Review Price £241.72
The Pure Sensia 200D Connect is Pure's latest, and cleverest connected radio. It looks just like the first Sensia, with a large colour screen and a stylish-looking rounded design, but is much more powerful than its sluggish predecessor and boasts a boxful of new features.
The Pure Sensia 200D Connect looks like a slightly squished rugby call, oval-shaped and with a large glossy panel for the 5.7-inch touchscreen display. Like the B&W Zeppelin Air, this wireless audio device successfully teeters along the borders between being eye-catching and being gaudy.
It's a look a lot less classic or timeless than the Pure Evoke or Roberts Revival, but then the Pure Sensia 200D Connect is intended to be a much more up-to-date proposition. There's not much retro to this radio.
The cute oval design and the petite 280mm width will help it to fit into quite a wide variety of scenarios too. Kitchen top cooking buddy? Sure, why not. A smaller lounge hi-fi? Absolutely. It'll also work well as a bedside alarm clock.
At £249.99, the Pure Sensia 200D Connect is on the pricier side of what most are willing to pay for this sort of device, and the extra money has primarily been put into features rather than expensive-feeling build materials. Its body is finished in plastic, without the wood or metal trim you may find on some other audio docks at the price. However, it does feel thoroughly well-made and its 2kg weight gives it a little heft while still making it easy to lug about the place.
There's no dedicated iOS dock here, and if you want to connect an iPod you'll have to hook it up using the standard 3.5mm aux jack on the back. Leaving out the 30-pin iOS dock that was the norm at the Sensia's launch (having been usurped by the iPhone 5's Lightning connector) is part of what lets the musical rugby ball stay so neat-looking.
What the Pure Sensia 200D Connect is really about is wireless audio transmission, whether it's DAB/FM radio through the 60cm telescopic aerial or other content sucked down from the air using the inbuilt Wi-Fi. Over the last few years, Pure has been developing its own infrastructure to make the most of Wi-Fi connectivity too. A little like the Logitech Squeezebox platform, Pure Lounge brings together a number of different hubs with enough content to keep your ears busy for several lifetimes.

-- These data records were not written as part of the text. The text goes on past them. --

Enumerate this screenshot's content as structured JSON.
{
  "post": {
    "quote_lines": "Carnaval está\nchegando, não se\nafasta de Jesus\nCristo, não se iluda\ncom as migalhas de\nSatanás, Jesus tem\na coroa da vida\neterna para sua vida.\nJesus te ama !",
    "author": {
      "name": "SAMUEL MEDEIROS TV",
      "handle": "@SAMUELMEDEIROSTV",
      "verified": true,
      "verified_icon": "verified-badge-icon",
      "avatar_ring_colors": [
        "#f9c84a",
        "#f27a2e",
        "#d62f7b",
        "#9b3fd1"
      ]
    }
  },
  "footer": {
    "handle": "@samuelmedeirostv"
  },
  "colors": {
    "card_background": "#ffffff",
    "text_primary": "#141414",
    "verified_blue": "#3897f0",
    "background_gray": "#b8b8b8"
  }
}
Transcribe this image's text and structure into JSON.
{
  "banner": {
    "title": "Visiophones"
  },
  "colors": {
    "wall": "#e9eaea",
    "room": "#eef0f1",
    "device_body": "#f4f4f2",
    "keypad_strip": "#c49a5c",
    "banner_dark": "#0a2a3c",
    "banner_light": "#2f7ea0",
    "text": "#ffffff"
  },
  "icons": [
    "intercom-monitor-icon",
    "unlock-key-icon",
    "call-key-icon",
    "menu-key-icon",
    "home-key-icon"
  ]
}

There are thousands of internet radio stations and podcasts, but these are common to just about any internet radio box. What you won't get in other brands' radios are Pure Sounds, Pure Stream and Pure Music.
Pure Sounds is the only one we can imagine many people turning their noses up at. It's a long-standing repository of sound loops, from the relaxing to the slightly ridiculous. From bird calls to the engine notes of old bangers.
Pure Stream and Music are the newest additions to the Pure roster. Stream is Pure's own AirPlay alternative, letting you transmit music from a smartphone over Wi-Fi using the Pure app. The benefit of Pure Stream over AirPlay is that it is designed to be used with Android devices as well as iPhones. Yes, there are ways to use AirPlay on an Android, but not through the official channels.
Pure Music is yet another take on an established idea. This time it's the streaming service - making it a competitor to the best streaming services available now including Spotify, Napster and Rdio.
The downsides of Pure Music include that its catalogue isn’t quite up there with the best (although there are still millions of tracks), quality is set at a fairly low 128kbps. This is all made up for by the price, though. At £4.99 a month, including mobile use, it's half the price of its competitors.
That Pure Music is such a central part of the Pure Sensia 200D Connect tells us that Spotify and its ilk won't come to the radio any time soon. If you want those services, you'll have to go for something like the Logitech Squeezebox Touch instead, which has no internal speakers. This wireless music player involves buying into the Pure way to some extent, and that won't sit too well with everyone.
Not every feature of the Pure Sensia 200D Connect is quite so prescriptive, though. The 3.5m auxiliary jack on the back will take an input from anything with a headphone jack, and there's a plastic cover on the rear that hides a slot for the Pure E1 ChargePAK battery pack. This costs just under £30 online and supplies "up to 24 hours" of DAB listening, although we expect the screen of the Sensia will eat into that figure a bit.
There are two other useful connections on the Pure Sensia 200D Connect - a headphone jack and a USB port. The USB lets you plug in a USB drive to record radio onto, and to update the firmware. Three radio recordings can be scheduled at once too, making it fairly useful - although the proliferation of "listen again" podcasts rains on its parade a bit. You can also hook up to uPnP media servers too, letting you fairly easily access the media libraries of computers on the same Wi-Fi network.